Orang Papua hanya butuh tiga hal. Keamanan, kesehatan, dan ekonomi baik.
Kitong (kami) dikasih tiga itu, kitong diam!'' Ucapan itu dilontarkan
Kayo Hubi, 46 tahun, dalam pertemuan tertutup di sebuah hotel di
Jakarta, akhir Mei lalu. Nada suaranya lantang sekaligus agak bergetar.
Matanya hampir berkaca-kaca.
Dari beberapa pejabat pemerintah dan tokoh adat Papua yang berkumpul siang itu dan ikut mendengarkan, tidak ada satu pun yang berani berkomentar. Suasana jadi agak senyap begitu Kayo bicara.
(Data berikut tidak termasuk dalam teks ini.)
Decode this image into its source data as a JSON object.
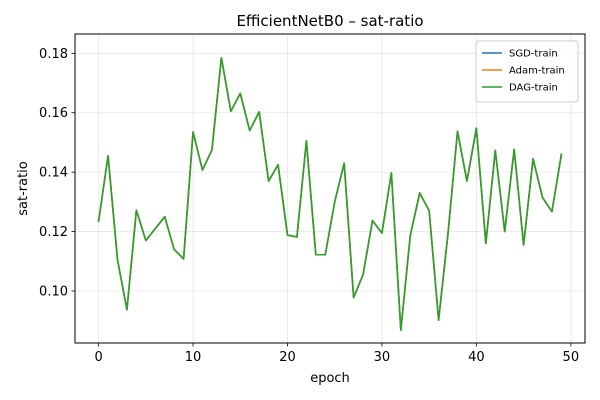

Mereka tahu, walau cuma tamatan SD, Kayo adalah Kepala Suku Dani di Lembah Baliem, Wamena, yang memiliki sampai 10.000 pengikut. Dia juga Koordinator Lembaga Masyarakat Adat (LMA) di delapan kabupaten di Papua. Pengaruhnya di massa akar rumput cukup besar.
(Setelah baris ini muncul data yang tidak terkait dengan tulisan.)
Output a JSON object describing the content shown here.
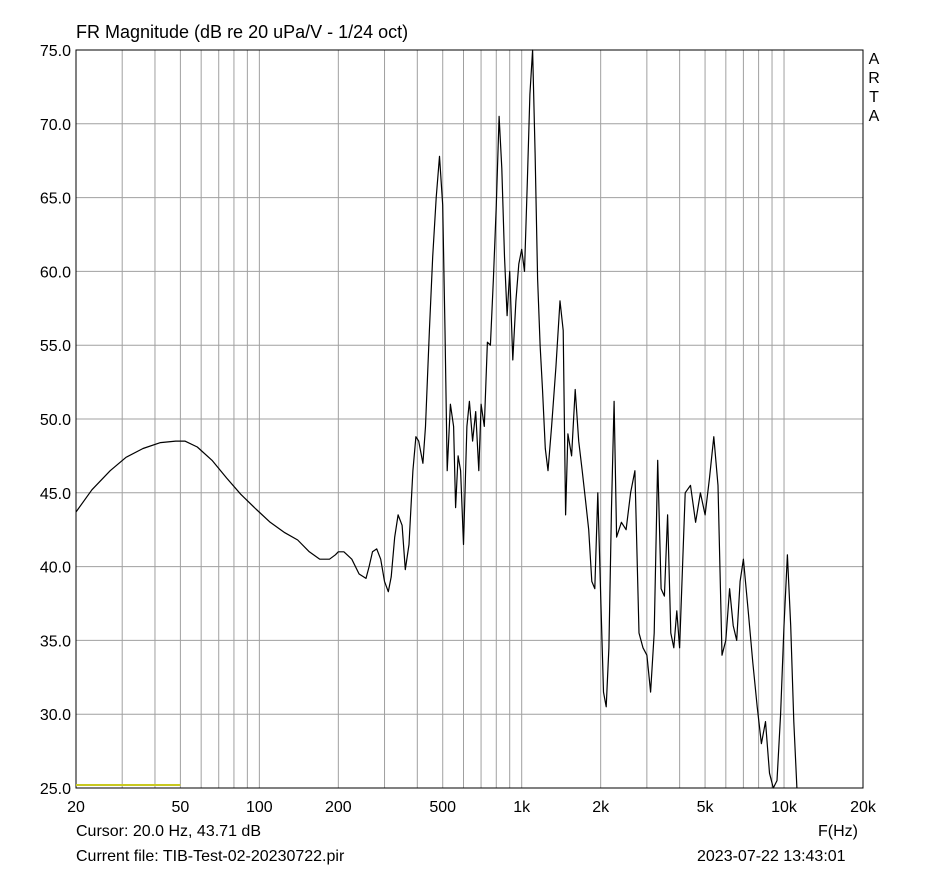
{
  "chart_data": {
    "type": "line",
    "title": "FR Magnitude (dB re 20 uPa/V - 1/24 oct)",
    "xlabel": "F(Hz)",
    "x_scale": "log",
    "xlim": [
      20,
      20000
    ],
    "ylim": [
      25.0,
      75.0
    ],
    "y_ticks": [
      75.0,
      70.0,
      65.0,
      60.0,
      55.0,
      50.0,
      45.0,
      40.0,
      35.0,
      30.0,
      25.0
    ],
    "y_tick_labels": [
      "75.0",
      "70.0",
      "65.0",
      "60.0",
      "55.0",
      "50.0",
      "45.0",
      "40.0",
      "35.0",
      "30.0",
      "25.0"
    ],
    "x_ticks": [
      20,
      50,
      100,
      200,
      500,
      1000,
      2000,
      5000,
      10000,
      20000
    ],
    "x_tick_labels": [
      "20",
      "50",
      "100",
      "200",
      "500",
      "1k",
      "2k",
      "5k",
      "10k",
      "20k"
    ],
    "grid": true,
    "series": [
      {
        "color": "#000000",
        "x": [
          20,
          23,
          27,
          31,
          36,
          42,
          48,
          52,
          58,
          66,
          75,
          85,
          97,
          110,
          125,
          140,
          155,
          170,
          185,
          195,
          200,
          210,
          225,
          240,
          255,
          262,
          270,
          280,
          290,
          300,
          310,
          318,
          328,
          338,
          350,
          360,
          372,
          385,
          395,
          405,
          420,
          430,
          445,
          458,
          472,
          486,
          500,
          510,
          520,
          535,
          550,
          560,
          572,
          585,
          600,
          618,
          632,
          650,
          668,
          686,
          700,
          720,
          740,
          760,
          780,
          800,
          820,
          840,
          860,
          880,
          900,
          925,
          950,
          975,
          1000,
          1025,
          1050,
          1075,
          1100,
          1125,
          1150,
          1175,
          1200,
          1230,
          1260,
          1300,
          1350,
          1400,
          1440,
          1470,
          1500,
          1550,
          1600,
          1650,
          1700,
          1750,
          1800,
          1850,
          1900,
          1950,
          2000,
          2050,
          2100,
          2150,
          2200,
          2250,
          2300,
          2400,
          2500,
          2600,
          2700,
          2800,
          2900,
          3000,
          3100,
          3200,
          3300,
          3400,
          3500,
          3600,
          3700,
          3800,
          3900,
          4000,
          4200,
          4400,
          4600,
          4800,
          5000,
          5200,
          5400,
          5600,
          5800,
          6000,
          6200,
          6400,
          6600,
          6800,
          7000,
          7300,
          7600,
          7900,
          8200,
          8500,
          8800,
          9100,
          9400,
          9700,
          10000,
          10300,
          10600,
          10900,
          11200
        ],
        "y": [
          43.7,
          45.2,
          46.5,
          47.4,
          48.0,
          48.4,
          48.5,
          48.5,
          48.1,
          47.2,
          46.0,
          44.9,
          43.9,
          43.0,
          42.3,
          41.8,
          41.0,
          40.5,
          40.5,
          40.8,
          41.0,
          41.0,
          40.5,
          39.5,
          39.2,
          40.0,
          41.0,
          41.2,
          40.5,
          39.0,
          38.3,
          39.3,
          42.0,
          43.5,
          42.8,
          39.8,
          41.5,
          46.5,
          48.8,
          48.5,
          47.0,
          49.5,
          56.0,
          61.0,
          65.0,
          67.8,
          64.5,
          56.0,
          46.5,
          51.0,
          49.5,
          44.0,
          47.5,
          46.5,
          41.5,
          49.5,
          51.2,
          48.5,
          50.5,
          46.5,
          51.0,
          49.5,
          55.2,
          55.0,
          59.5,
          64.5,
          70.5,
          67.0,
          61.0,
          57.0,
          60.0,
          54.0,
          58.0,
          60.5,
          61.5,
          60.0,
          66.0,
          72.0,
          75.0,
          68.0,
          59.5,
          55.0,
          52.0,
          48.0,
          46.5,
          49.5,
          53.5,
          58.0,
          56.0,
          43.5,
          49.0,
          47.5,
          52.0,
          48.5,
          46.5,
          44.5,
          42.5,
          39.0,
          38.5,
          45.0,
          38.0,
          31.5,
          30.5,
          34.5,
          44.0,
          51.2,
          42.0,
          43.0,
          42.5,
          45.0,
          46.5,
          35.5,
          34.5,
          34.0,
          31.5,
          35.5,
          47.2,
          38.5,
          38.0,
          43.5,
          35.5,
          34.5,
          37.0,
          34.5,
          45.0,
          45.5,
          43.0,
          45.0,
          43.5,
          46.0,
          48.8,
          45.5,
          34.0,
          35.0,
          38.5,
          36.0,
          35.0,
          39.0,
          40.5,
          37.0,
          33.5,
          30.5,
          28.0,
          29.5,
          26.0,
          24.8,
          25.5,
          30.0,
          36.0,
          40.8,
          36.0,
          29.5,
          24.8
        ]
      }
    ],
    "marker": {
      "color": "#c8c820"
    }
  },
  "cursor_text": "Cursor: 20.0 Hz, 43.71 dB",
  "file_text": "Current file: TIB-Test-02-20230722.pir",
  "timestamp_text": "2023-07-22   13:43:01",
  "watermark": [
    "A",
    "R",
    "T",
    "A"
  ]
}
Ini bukan pertama kalinya Kayo menuntut tiga hal itu. Beberapa tahun sebelumnya, ia juga menuntut hal yang sama saat bertatap muka dengan Menteri Kesehatan, Siti Fadilah Supari. Ketika itu, Kayo mengeluh tentang kondisi warga sukunya yang banyak meninggal akibat wabah malaria. Di kalangan suku Dani, malaria adalah pembunuh nomor satu. "Kalau lagi musim sakit, bisa 40-60 orang kena. Banyak yang meninggal," katanya kepada Gatra.